Would a cabin bed or high-sleeper help to make extra room in the box room for your DD2?

deakymom · 05/02/2014 21:52

not read all the answers but as the mom to a 13 year old your on the right track (in my opinion) my daughter had the bigger room and made a massive mess so i switched her with her brother now she cant make a mess because she wont be able to get to her clothes make up and dolls house so its still a little messy but from what it was its fantastic! i can even see the carpet and the bed!!

and now my sons room is the one in the mess but you cant have everything!

StarSwirl92 · 05/02/2014 22:09

Do it.

RandomMess · 05/02/2014 22:12

I would do it because the younger one has more larger stuff.

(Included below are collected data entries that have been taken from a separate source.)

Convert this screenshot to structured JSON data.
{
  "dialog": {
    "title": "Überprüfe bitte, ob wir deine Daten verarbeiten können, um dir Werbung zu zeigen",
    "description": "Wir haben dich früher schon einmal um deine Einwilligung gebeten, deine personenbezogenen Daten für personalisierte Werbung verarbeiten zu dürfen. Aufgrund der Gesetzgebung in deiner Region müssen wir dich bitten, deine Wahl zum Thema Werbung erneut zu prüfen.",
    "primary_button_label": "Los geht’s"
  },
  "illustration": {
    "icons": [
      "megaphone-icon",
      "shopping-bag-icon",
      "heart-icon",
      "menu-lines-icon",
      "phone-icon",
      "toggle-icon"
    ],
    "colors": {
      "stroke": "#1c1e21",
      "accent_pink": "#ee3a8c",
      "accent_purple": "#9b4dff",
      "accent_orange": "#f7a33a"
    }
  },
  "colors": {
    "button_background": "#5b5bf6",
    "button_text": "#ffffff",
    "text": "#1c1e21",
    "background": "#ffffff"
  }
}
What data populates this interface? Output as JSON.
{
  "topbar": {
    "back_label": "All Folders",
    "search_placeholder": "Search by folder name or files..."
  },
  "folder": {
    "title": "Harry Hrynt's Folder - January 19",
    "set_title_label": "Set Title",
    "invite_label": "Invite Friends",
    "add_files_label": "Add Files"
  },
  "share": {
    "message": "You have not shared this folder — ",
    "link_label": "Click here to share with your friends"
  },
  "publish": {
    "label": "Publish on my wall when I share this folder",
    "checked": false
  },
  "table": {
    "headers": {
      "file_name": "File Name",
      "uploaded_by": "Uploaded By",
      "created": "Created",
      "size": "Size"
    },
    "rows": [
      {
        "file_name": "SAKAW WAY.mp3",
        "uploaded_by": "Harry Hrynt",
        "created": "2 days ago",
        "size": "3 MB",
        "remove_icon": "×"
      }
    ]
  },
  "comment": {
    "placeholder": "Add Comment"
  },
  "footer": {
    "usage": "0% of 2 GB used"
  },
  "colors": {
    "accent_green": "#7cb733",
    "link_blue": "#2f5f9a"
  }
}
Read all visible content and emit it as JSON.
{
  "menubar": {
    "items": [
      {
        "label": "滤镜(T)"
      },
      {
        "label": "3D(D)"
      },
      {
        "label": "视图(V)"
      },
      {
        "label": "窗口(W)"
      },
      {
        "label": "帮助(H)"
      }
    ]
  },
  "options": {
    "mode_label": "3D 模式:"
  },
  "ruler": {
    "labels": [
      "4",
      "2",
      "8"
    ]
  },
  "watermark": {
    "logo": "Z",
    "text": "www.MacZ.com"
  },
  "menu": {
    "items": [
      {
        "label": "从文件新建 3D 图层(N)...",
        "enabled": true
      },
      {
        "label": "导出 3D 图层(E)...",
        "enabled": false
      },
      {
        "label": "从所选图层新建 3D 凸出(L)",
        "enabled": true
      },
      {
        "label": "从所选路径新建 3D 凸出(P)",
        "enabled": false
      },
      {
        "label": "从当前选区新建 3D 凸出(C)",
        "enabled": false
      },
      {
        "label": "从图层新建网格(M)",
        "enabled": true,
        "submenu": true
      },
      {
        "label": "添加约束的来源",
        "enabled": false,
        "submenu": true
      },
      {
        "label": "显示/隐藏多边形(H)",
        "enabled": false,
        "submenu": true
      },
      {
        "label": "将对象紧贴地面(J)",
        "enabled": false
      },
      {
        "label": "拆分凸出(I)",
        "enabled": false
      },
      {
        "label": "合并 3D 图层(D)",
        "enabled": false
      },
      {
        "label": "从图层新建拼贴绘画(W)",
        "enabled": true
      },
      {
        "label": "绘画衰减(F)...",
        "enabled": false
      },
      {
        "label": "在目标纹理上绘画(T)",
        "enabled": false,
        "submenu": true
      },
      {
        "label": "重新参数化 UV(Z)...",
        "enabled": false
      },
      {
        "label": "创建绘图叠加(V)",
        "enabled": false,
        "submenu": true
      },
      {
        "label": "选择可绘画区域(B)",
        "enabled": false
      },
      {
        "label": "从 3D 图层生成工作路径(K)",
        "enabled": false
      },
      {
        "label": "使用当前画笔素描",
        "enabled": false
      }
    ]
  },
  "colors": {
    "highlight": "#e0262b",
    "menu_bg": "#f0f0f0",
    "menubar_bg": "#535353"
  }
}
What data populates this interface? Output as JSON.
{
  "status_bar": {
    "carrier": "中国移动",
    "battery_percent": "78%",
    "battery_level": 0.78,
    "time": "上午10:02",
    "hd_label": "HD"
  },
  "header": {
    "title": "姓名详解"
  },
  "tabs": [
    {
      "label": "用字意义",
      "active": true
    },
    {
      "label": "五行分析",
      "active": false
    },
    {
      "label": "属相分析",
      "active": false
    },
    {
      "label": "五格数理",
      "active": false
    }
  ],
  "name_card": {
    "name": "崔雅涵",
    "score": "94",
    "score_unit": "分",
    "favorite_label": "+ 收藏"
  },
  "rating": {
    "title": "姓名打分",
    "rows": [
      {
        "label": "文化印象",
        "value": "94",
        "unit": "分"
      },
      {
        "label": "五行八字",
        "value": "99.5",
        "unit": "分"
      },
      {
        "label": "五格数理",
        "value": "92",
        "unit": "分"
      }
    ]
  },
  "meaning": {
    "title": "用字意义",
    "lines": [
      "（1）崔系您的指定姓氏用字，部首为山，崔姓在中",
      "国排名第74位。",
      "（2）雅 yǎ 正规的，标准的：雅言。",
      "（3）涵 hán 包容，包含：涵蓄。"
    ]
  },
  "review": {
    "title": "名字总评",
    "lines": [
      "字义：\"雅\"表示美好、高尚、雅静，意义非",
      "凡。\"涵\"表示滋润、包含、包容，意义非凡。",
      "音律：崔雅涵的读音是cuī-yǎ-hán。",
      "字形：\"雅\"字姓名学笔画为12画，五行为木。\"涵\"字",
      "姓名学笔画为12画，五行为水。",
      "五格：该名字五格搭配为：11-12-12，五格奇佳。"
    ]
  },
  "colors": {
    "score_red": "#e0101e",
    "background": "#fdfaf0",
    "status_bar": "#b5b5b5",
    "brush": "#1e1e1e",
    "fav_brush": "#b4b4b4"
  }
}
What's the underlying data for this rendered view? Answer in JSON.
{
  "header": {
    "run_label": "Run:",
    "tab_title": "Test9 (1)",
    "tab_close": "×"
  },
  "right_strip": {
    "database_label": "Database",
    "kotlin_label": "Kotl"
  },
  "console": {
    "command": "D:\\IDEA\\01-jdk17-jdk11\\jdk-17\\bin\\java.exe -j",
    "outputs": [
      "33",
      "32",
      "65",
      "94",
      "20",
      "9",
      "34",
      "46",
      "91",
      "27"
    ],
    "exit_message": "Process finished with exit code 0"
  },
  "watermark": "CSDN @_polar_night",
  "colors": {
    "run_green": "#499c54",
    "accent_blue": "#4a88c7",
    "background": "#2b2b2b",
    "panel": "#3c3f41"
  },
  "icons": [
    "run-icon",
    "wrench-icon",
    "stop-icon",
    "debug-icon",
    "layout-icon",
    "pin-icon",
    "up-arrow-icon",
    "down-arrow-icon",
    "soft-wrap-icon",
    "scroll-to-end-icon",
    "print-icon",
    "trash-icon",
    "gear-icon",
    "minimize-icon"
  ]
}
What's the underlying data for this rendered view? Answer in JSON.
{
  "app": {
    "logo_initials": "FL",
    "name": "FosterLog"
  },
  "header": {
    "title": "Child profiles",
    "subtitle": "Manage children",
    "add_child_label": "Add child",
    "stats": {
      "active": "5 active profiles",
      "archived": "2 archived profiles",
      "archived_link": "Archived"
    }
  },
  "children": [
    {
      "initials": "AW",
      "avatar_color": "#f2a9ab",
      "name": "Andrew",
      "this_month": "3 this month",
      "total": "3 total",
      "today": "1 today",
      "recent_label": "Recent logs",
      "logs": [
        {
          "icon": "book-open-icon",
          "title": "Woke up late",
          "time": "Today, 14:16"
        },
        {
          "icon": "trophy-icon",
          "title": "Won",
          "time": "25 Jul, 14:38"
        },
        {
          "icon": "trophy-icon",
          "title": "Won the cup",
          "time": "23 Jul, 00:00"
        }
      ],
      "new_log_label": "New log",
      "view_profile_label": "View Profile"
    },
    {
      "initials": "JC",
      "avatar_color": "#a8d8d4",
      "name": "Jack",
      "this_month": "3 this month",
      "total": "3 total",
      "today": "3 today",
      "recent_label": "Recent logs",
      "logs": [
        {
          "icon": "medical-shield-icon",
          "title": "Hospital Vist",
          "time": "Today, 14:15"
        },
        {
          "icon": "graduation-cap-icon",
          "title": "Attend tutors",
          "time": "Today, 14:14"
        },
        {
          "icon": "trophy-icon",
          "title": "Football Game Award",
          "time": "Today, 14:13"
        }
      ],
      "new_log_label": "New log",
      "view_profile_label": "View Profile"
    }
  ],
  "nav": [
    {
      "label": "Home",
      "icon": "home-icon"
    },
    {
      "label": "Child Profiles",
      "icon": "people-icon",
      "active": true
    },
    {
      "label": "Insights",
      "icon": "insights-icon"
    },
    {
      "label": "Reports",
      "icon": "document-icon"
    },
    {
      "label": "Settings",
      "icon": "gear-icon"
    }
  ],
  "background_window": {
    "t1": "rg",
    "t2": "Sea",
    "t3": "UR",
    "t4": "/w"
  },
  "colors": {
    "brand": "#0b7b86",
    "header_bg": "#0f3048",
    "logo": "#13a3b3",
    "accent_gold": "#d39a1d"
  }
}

I also think it's unfair if one dc always has the large room. One idea that I've heard work fantastically is a rota swap every 6-12 months as they have to sort out their stuff and have a clear out Grin

Debs75 · 05/02/2014 22:31

Your older dd sounds like my dd1. She is a nightmare with her room.
She was the eldest so always had the larger room. By the age of 10 it was a pig sty. She has no respect for her stuff and would never put things away. I cleaned it every week for her I changed her bed I picked up dirty and wet clothes/towels off the floor.
Well she is 17 and she is still an untidy little mare. We moved recently so she has to have a smaller room(dd2 and 3 share a larger room which she sulked over not getting) and it is still really messy. DH on several occasions has gone in with bin bags and blitzed the room.
She is in charge of her room now but she is banned from eating up there and I ask for dirty clothes every two days to help her keep it up to a standard.
To be fair we are waiting for her to go to Uni then we can clear it and have a functional clean non-smelly guest room

Don't change the rooms over, it won't help. Shock her into cleaning it or get DH to blitz it, the are more ruthless then mums

FootieOnTheTelly · 05/02/2014 22:57

Has DD1 had the big room for the last 13 years??? Shock Isn't it time DD2 had it.

I don't get why the eldest child always get the biggest room. Confused it seems very unfair.